HANOI – Vietnam’s exports to India in 2013 amounted to US$2.4 billion, up 33 percent from its 2012 figure of US$1.8 billion, according to the Department of Africa, West Asia and South Asia Markets (hereinafter referred to as ‘the Department’) of Vietnam’s Ministry of Industry and Trade.
Preliminary statistics released by Vietnam Customs show that telephones, mobile phones and their components are the main export product to India, accounting for almost 40 percent (US$926 million) of the total exports. Other products making up a significant proportion of exports to India were machinary, equipment and tools (US$242 million), computers, electrical products and their compo-nents (US$231 million) and rubber (US$211 million). While most of these products can account for a large part of Vietnam’s exports generally, the strong demand for rubber appears to be particular to India, which uses rubber both for re-export and for domestic use in making car tires.
Fishery products were also among the items experiencing high turnover. Tea, coffee, cashew nuts and pepper were similarly in high demand for re-export purposes. The Department added that there was still potential for Vietnamese export to India to grow further, by capitalizing on India’s consumption trends and diversified need for products. It cited canned foods, fine arts, handicraft, clothing and construction materials as items that had further potential for export to the Indian market, though they do not make up a large share of exports currently.

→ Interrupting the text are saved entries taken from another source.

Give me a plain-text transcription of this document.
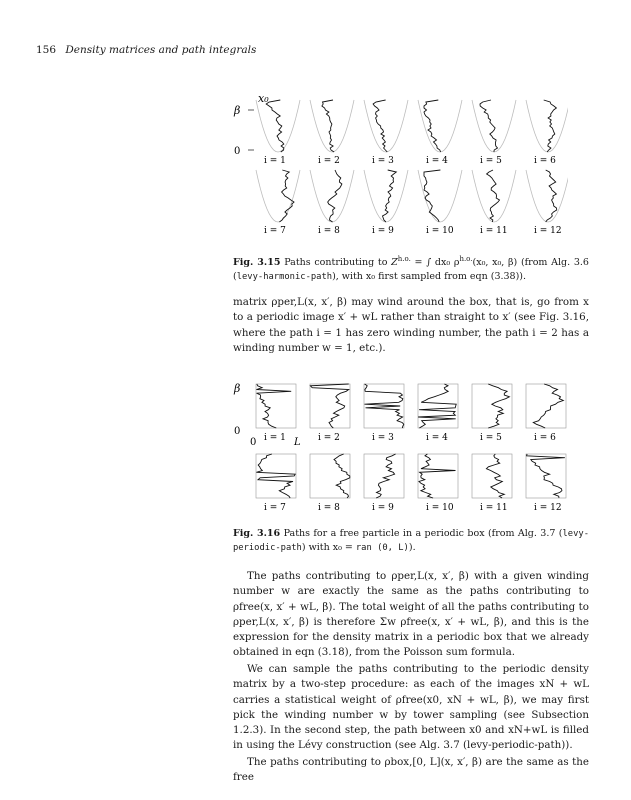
156 Density matrices and path integrals
x₀
β
0
i = 1	i = 2	i = 3	i = 4	i = 5	i = 6
i = 7	i = 8	i = 9	i = 10	i = 11	i = 12
Fig. 3.15 Paths contributing to $Z^{h.o.}$ = ∫ dx₀ $\rho^{h.o.}(x_0$, x₀, β) (from Alg. 3.6 (levy-harmonic-path), with x₀ first sampled from eqn (3.38)).

matrix ρper,L(x, x′, β) may wind around the box, that is, go from x to a periodic image x′ + wL rather than straight to x′ (see Fig. 3.16, where the path i = 1 has zero winding number, the path i = 2 has a winding number w = 1, etc.).

β
0
0	L
i = 1	i = 2	i = 3	i = 4	i = 5	i = 6
i = 7	i = 8	i = 9	i = 10	i = 11	i = 12
Fig. 3.16 Paths for a free particle in a periodic box (from Alg. 3.7 (levy-periodic-path) with x₀ = ran (0, L)).

The paths contributing to ρper,L(x, x′, β) with a given winding number w are exactly the same as the paths contributing to ρfree(x, x′ + wL, β). The total weight of all the paths contributing to ρper,L(x, x′, β) is therefore Σw ρfree(x, x′ + wL, β), and this is the expression for the density matrix in a periodic box that we already obtained in eqn (3.18), from the Poisson sum formula.

We can sample the paths contributing to the periodic density matrix by a two-step procedure: as each of the images xN + wL carries a statistical weight of ρfree(x0, xN + wL, β), we may first pick the winding number w by tower sampling (see Subsection 1.2.3). In the second step, the path between x0 and xN+wL is filled in using the Lévy construction (see Alg. 3.7 (levy-periodic-path)).

The paths contributing to ρbox,[0, L](x, x′, β) are the same as the free
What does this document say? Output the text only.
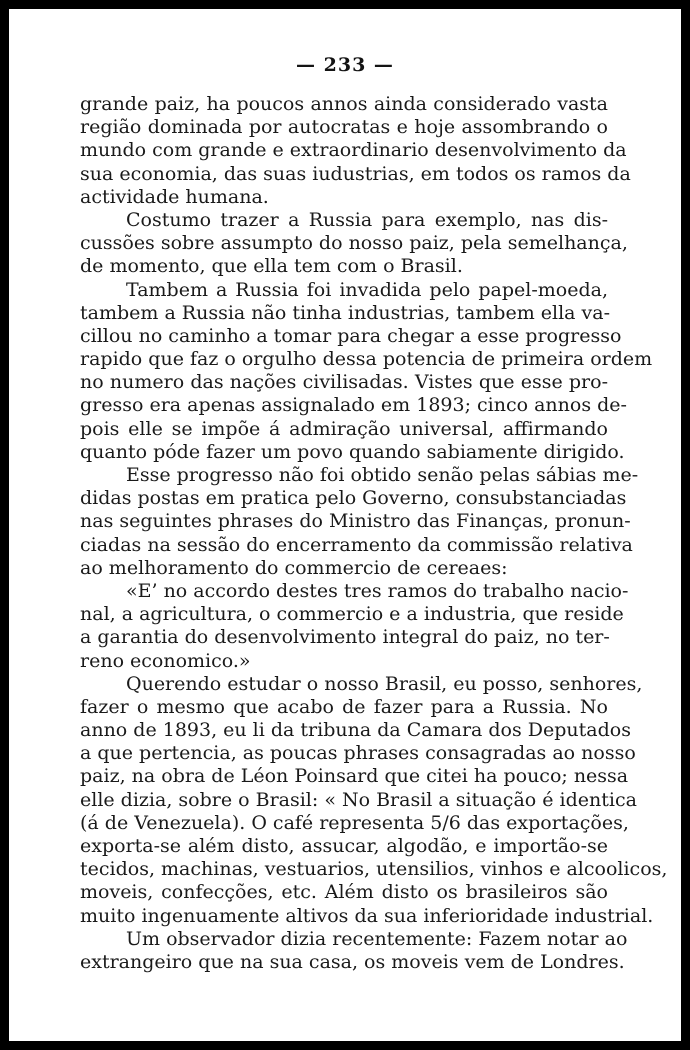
— 233 —
grande paiz, ha poucos annos ainda considerado vasta
região dominada por autocratas e hoje assombrando o
mundo com grande e extraordinario desenvolvimento da
sua economia, das suas iudustrias, em todos os ramos da
actividade humana.
Costumo trazer a Russia para exemplo, nas dis-
cussões sobre assumpto do nosso paiz, pela semelhança,
de momento, que ella tem com o Brasil.
Tambem a Russia foi invadida pelo papel-moeda,
tambem a Russia não tinha industrias, tambem ella va-
cillou no caminho a tomar para chegar a esse progresso
rapido que faz o orgulho dessa potencia de primeira ordem
no numero das nações civilisadas. Vistes que esse pro-
gresso era apenas assignalado em 1893; cinco annos de-
pois elle se impõe á admiração universal, affirmando
quanto póde fazer um povo quando sabiamente dirigido.
Esse progresso não foi obtido senão pelas sábias me-
didas postas em pratica pelo Governo, consubstanciadas
nas seguintes phrases do Ministro das Finanças, pronun-
ciadas na sessão do encerramento da commissão relativa
ao melhoramento do commercio de cereaes:
«E’ no accordo destes tres ramos do trabalho nacio-
nal, a agricultura, o commercio e a industria, que reside
a garantia do desenvolvimento integral do paiz, no ter-
reno economico.»
Querendo estudar o nosso Brasil, eu posso, senhores,
fazer o mesmo que acabo de fazer para a Russia. No
anno de 1893, eu li da tribuna da Camara dos Deputados
a que pertencia, as poucas phrases consagradas ao nosso
paiz, na obra de Léon Poinsard que citei ha pouco; nessa
elle dizia, sobre o Brasil: « No Brasil a situação é identica
(á de Venezuela). O café representa 5/6 das exportações,
exporta-se além disto, assucar, algodão, e importão-se
tecidos, machinas, vestuarios, utensilios, vinhos e alcoolicos,
moveis, confecções, etc. Além disto os brasileiros são
muito ingenuamente altivos da sua inferioridade industrial.
Um observador dizia recentemente: Fazem notar ao
extrangeiro que na sua casa, os moveis vem de Londres.
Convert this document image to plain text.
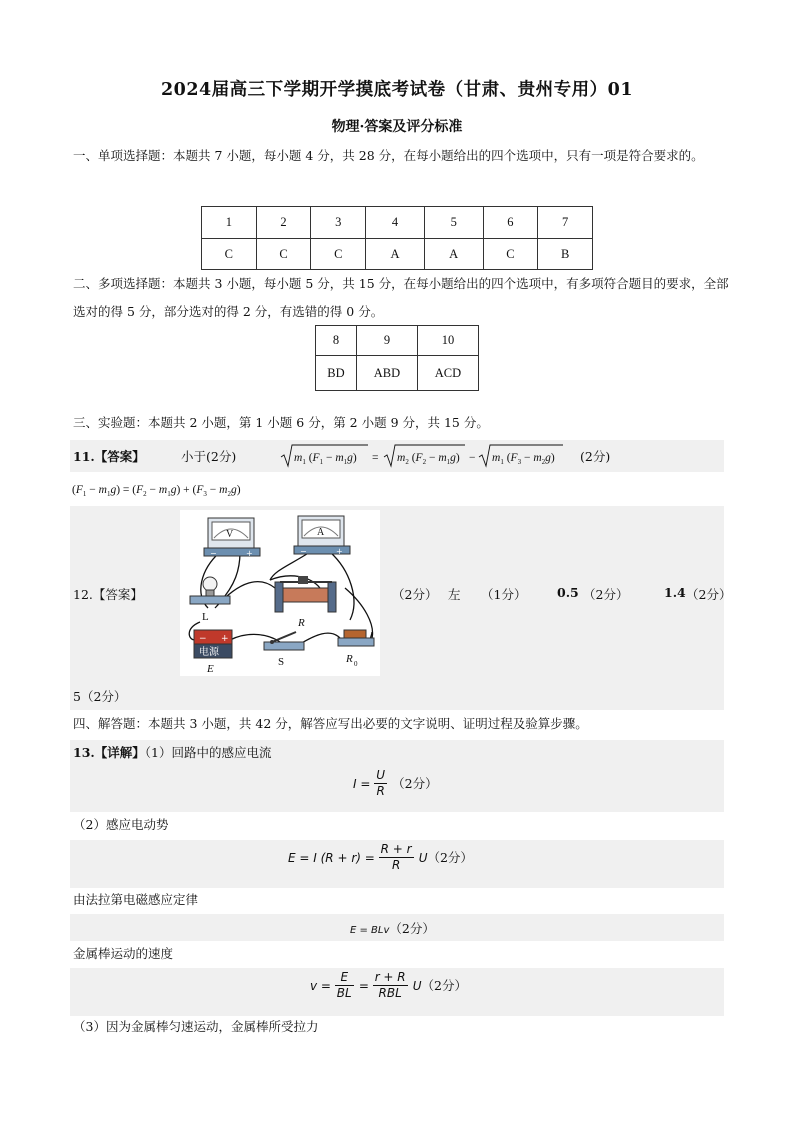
2024届高三下学期开学摸底考试卷（甘肃、贵州专用）01
物理·答案及评分标准
一、单项选择题：本题共 7 小题，每小题 4 分，共 28 分，在每小题给出的四个选项中，只有一项是符合要求的。
1	2	3	4	5	6	7
C	C	C	A	A	C	B
二、多项选择题：本题共 3 小题，每小题 5 分，共 15 分，在每小题给出的四个选项中，有多项符合题目的要求，全部选对的得 5 分，部分选对的得 2 分，有选错的得 0 分。
8	9	10
BD	ABD	ACD
三、实验题：本题共 2 小题，第 1 小题 6 分，第 2 小题 9 分，共 15 分。
11.【答案】	小于(2分)	$m_1$ $(F_1 - m_1g) = m_2$ $(F_2 - m_1g) - m_1$ $(F_3 - m_2g)$ (2分)
$(F_1 - m_1g) = (F_2 - m_1g) + (F_3 - m_2g)$
12.【答案】
V
−	+
A
−	+
L	R
− +
电源
E
S	R 0
（2分） 左 （1分） 0.5 （2分）	1.4 （2分）
5（2分）
四、解答题：本题共 3 小题，共 42 分，解答应写出必要的文字说明、证明过程及验算步骤。
13.【详解】（1）回路中的感应电流
$I = \frac{U}{R} (2$分）
（2）感应电动势
E = I $(R + r) = \frac{R + r}{R} U(2$分）
由法拉第电磁感应定律
E = BLv（2分）
金属棒运动的速度
$v = \frac{E}{BL} = \frac{r + R}{\text{RBL}} U(2$分）
（3）因为金属棒匀速运动，金属棒所受拉力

India has become a major importer of Vietnamese goods, with Vietnam exports to the former British colony increasing by around 46 percent annually in the period 2008 to 2012. Part of this marked growth in exports can be attributed to the tariff cuts in the ASEAN-India Free Trade Agreement, which came into effect in 2010.
According to Vietnam Customs’ statistics, the US remains Vietnam’s largest export destination with an estimated US$23.9 billion of exports in 2013, followed by Japan and China at US$13.7 billion and US$13.3 billion of exports respectively. Other notable export destinations in the Asian region include South Korea (US$6.6 billion), Malaysia (US$4.9 billion), Hong Kong (US$4.1 billion), Thailand (US$3.3 billion), Singapore (US$2.7 billion) and Indonesia (US$2.5 billion).
A recent HSBC report on Vietnam’s economic prospects predicts exports would experience strong growth of 20 percent in 2014, up from 15.4 percent in 2013. The report expects this growth will be driven by increased global demand, particularly from Europe and the U.S. as those economies start to recover.